Testosterone within healthy ranges is one of the better predictors of our repair processes – how well we fix our tendons, ligaments, skin, bones and nails. How we regenerate is a result of how much testosterone we are producing. There are times when we produce less. For instance, the testosterone levels in women can decrease in fair amounts with pre-menopause and menopause, especially if they’ve had their ovaries or uterus removed. When men are going through andropause (in our mid-forties to mid-fifties), we can produce a lot less testosterone.

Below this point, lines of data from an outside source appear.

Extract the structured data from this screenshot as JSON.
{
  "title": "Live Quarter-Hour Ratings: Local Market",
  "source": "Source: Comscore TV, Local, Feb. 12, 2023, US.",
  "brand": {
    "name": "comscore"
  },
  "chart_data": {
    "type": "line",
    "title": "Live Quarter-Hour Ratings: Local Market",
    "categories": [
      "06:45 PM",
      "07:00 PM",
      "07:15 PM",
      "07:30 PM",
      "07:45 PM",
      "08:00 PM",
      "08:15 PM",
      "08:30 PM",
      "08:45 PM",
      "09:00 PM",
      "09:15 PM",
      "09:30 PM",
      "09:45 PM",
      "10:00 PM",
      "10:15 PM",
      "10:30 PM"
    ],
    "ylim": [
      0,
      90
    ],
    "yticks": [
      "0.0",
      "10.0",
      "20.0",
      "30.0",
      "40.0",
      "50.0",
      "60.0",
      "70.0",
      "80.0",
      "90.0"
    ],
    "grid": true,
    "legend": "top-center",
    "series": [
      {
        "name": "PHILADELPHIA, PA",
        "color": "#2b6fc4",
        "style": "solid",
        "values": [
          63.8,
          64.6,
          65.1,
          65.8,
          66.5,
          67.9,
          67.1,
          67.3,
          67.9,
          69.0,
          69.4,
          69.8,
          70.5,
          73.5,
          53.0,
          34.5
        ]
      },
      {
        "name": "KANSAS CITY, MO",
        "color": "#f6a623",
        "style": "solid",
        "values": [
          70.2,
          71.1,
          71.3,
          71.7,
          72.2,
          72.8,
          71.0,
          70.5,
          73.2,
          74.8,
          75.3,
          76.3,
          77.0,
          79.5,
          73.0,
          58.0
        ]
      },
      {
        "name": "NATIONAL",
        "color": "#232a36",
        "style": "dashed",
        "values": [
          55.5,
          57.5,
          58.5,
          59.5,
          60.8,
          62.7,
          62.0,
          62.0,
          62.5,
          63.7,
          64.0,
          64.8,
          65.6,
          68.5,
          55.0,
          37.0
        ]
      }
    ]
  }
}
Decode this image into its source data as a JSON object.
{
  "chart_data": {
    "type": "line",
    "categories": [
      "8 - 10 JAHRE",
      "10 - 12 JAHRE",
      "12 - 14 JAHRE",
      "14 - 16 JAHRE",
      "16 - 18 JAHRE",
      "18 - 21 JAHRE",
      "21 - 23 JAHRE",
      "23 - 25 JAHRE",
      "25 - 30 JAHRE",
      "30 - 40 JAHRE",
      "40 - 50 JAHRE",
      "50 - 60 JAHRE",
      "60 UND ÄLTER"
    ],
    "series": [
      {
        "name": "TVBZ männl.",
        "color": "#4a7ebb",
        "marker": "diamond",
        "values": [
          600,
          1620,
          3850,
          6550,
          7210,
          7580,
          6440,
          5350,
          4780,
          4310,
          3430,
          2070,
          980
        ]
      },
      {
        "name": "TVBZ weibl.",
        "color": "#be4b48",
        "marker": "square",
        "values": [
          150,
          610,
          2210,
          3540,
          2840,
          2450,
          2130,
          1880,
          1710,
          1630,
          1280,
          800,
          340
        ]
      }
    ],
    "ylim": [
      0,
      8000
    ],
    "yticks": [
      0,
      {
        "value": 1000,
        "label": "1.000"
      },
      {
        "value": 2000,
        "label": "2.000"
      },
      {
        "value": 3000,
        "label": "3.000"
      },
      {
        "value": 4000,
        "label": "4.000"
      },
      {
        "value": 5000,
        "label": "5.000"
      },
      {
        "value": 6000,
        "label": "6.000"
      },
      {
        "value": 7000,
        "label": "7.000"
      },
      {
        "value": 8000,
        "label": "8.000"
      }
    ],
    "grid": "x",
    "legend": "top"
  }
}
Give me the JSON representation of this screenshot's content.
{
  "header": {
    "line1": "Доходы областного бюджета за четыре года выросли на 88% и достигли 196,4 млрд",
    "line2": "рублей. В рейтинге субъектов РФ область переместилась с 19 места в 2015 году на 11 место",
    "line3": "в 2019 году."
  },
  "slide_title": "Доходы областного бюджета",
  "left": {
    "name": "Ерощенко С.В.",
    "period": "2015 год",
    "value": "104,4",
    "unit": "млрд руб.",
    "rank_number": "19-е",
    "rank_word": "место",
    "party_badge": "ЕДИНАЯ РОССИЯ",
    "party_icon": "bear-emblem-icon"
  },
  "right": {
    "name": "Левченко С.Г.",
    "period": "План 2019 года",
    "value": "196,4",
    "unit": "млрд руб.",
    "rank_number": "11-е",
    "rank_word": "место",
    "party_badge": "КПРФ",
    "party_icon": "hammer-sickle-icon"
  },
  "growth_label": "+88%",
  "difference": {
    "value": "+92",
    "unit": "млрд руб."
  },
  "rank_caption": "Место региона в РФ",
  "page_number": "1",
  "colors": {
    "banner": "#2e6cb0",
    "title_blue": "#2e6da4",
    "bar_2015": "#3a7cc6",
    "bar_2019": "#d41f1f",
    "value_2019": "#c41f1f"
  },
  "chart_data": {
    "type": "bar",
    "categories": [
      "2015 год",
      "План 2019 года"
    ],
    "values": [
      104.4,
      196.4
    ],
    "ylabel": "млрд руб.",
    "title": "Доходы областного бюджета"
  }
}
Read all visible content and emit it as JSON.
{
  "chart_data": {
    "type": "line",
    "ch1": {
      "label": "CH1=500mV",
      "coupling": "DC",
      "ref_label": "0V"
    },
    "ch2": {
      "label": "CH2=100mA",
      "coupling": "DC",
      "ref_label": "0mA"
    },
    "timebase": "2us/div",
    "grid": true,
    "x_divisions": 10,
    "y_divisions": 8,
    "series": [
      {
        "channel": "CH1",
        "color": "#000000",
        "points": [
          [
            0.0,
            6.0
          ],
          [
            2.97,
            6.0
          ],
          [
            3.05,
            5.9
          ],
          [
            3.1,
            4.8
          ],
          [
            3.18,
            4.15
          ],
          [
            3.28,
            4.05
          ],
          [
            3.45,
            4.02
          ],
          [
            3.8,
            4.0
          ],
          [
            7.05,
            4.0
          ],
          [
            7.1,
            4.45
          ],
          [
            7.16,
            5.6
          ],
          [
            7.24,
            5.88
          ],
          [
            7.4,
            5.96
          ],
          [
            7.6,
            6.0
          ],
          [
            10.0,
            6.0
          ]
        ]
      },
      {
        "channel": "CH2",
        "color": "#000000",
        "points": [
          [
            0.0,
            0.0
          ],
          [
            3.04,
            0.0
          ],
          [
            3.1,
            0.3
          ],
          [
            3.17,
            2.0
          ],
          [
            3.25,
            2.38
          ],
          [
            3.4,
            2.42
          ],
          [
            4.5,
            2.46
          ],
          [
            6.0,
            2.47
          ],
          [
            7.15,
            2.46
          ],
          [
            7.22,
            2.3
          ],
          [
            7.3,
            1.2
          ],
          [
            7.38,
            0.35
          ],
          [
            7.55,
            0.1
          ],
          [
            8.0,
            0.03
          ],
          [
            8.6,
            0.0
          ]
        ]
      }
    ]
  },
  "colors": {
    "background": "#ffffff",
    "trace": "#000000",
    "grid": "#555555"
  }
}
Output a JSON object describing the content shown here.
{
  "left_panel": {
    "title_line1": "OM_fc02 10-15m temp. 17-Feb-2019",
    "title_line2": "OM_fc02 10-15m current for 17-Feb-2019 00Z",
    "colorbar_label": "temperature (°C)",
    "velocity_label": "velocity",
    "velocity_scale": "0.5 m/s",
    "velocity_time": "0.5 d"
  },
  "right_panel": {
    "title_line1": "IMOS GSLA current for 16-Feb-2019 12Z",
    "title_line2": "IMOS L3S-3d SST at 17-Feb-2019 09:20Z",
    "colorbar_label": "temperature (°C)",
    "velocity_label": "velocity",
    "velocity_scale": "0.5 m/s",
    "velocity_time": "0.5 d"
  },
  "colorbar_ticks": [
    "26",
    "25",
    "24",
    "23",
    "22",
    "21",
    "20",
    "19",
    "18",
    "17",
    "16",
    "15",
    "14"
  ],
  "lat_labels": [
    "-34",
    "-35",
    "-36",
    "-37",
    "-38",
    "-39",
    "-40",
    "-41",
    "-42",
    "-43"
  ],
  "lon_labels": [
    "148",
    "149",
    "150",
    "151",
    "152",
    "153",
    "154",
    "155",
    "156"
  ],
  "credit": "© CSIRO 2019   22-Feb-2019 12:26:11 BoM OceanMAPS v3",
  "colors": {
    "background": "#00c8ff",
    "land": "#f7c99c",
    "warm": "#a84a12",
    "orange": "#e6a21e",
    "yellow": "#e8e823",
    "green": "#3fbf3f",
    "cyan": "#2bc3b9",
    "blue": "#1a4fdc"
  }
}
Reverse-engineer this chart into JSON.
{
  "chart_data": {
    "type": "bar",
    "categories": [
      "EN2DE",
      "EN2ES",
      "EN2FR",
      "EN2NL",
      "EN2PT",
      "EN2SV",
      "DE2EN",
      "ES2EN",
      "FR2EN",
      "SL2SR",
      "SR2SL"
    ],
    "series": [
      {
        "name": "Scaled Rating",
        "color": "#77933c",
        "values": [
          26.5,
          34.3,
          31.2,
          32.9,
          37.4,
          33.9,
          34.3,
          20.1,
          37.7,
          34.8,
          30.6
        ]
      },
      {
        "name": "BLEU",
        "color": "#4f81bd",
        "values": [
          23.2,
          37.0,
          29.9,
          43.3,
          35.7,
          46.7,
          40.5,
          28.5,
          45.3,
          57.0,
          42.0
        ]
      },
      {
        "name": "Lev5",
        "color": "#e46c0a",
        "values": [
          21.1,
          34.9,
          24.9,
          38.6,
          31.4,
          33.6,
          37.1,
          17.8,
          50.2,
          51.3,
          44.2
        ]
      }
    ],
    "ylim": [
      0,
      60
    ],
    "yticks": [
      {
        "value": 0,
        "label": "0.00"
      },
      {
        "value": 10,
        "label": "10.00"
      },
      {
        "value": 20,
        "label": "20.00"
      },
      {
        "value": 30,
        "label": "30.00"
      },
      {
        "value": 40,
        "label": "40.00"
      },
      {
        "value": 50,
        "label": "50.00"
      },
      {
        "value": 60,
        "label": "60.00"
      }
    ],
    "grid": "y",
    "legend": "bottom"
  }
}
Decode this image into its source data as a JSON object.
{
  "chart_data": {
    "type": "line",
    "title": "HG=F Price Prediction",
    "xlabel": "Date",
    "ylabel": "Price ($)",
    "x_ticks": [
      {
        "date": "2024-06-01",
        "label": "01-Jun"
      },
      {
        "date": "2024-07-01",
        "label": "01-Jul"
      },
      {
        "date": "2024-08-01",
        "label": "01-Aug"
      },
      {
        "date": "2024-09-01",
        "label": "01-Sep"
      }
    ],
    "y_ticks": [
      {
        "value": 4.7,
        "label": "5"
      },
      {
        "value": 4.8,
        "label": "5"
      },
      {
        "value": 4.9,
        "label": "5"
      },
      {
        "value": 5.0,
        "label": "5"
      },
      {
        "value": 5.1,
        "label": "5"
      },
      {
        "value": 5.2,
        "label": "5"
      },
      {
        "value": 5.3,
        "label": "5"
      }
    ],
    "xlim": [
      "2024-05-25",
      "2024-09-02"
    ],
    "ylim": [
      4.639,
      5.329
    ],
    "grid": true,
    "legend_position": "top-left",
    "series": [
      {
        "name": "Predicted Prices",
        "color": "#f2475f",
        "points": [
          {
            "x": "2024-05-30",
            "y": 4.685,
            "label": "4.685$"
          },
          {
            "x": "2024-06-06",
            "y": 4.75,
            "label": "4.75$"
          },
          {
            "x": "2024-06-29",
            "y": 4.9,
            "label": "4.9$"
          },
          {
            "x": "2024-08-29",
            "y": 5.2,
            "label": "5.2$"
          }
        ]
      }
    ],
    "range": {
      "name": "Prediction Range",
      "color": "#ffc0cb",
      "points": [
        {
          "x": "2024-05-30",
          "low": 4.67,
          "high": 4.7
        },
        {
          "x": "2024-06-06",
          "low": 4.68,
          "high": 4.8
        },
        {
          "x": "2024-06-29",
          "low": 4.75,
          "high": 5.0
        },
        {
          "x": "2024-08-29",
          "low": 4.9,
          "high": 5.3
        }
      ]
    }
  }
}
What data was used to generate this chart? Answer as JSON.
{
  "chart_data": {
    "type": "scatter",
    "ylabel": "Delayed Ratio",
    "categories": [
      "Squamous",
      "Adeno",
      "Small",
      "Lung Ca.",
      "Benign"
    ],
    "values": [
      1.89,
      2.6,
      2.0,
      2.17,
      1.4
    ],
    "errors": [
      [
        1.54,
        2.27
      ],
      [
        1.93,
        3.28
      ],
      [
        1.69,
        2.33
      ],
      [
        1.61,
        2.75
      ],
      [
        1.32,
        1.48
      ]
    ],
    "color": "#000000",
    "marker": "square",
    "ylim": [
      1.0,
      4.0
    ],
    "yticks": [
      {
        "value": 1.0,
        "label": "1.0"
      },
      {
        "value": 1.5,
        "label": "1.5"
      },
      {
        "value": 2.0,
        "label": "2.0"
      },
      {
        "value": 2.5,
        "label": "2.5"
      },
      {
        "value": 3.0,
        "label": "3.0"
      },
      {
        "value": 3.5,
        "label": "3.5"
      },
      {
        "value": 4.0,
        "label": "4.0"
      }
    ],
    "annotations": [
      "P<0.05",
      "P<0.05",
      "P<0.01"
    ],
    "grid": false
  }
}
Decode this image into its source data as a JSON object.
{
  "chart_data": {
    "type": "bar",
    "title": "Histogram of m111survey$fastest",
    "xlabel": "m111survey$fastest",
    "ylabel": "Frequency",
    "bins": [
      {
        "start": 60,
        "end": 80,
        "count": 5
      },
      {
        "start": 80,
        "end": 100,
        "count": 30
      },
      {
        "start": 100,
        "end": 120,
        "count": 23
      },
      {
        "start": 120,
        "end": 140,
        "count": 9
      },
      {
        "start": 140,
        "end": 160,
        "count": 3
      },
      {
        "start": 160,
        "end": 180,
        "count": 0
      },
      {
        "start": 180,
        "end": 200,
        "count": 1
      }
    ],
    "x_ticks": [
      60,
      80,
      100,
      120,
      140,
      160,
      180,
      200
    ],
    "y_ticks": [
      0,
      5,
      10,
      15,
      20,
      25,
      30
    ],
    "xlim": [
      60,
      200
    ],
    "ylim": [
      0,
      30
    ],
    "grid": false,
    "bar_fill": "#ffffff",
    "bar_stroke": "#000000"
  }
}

Our total level of adrenal function can also influence our testosterone. Many of these hormones can come from multiple sources. Not only do we make testosterone from the ovaries/testicles, but also from our adrenal glands. The more healthy and resilient they are, the more testosterone we produce. So, when we are in a state of good health, good adaptation and are thriving, our stress crisis hormones are low and timed right. This allows us to be in a state of good repair. On the flip side, when we are in a state of crisis – just surviving and barely functioning – our repair hormones are compromised. We are not rebuilding. We are in a state of breakdown, just trying to get through the moment. So, monitoring your testosterone production is a bit of a marker of your resiliency.
The more you have good, quality sleep, brisk, short-term and intense exercise, and healthy, deep and engaging relationships (including physical relationships), the more your body will produce testosterone.”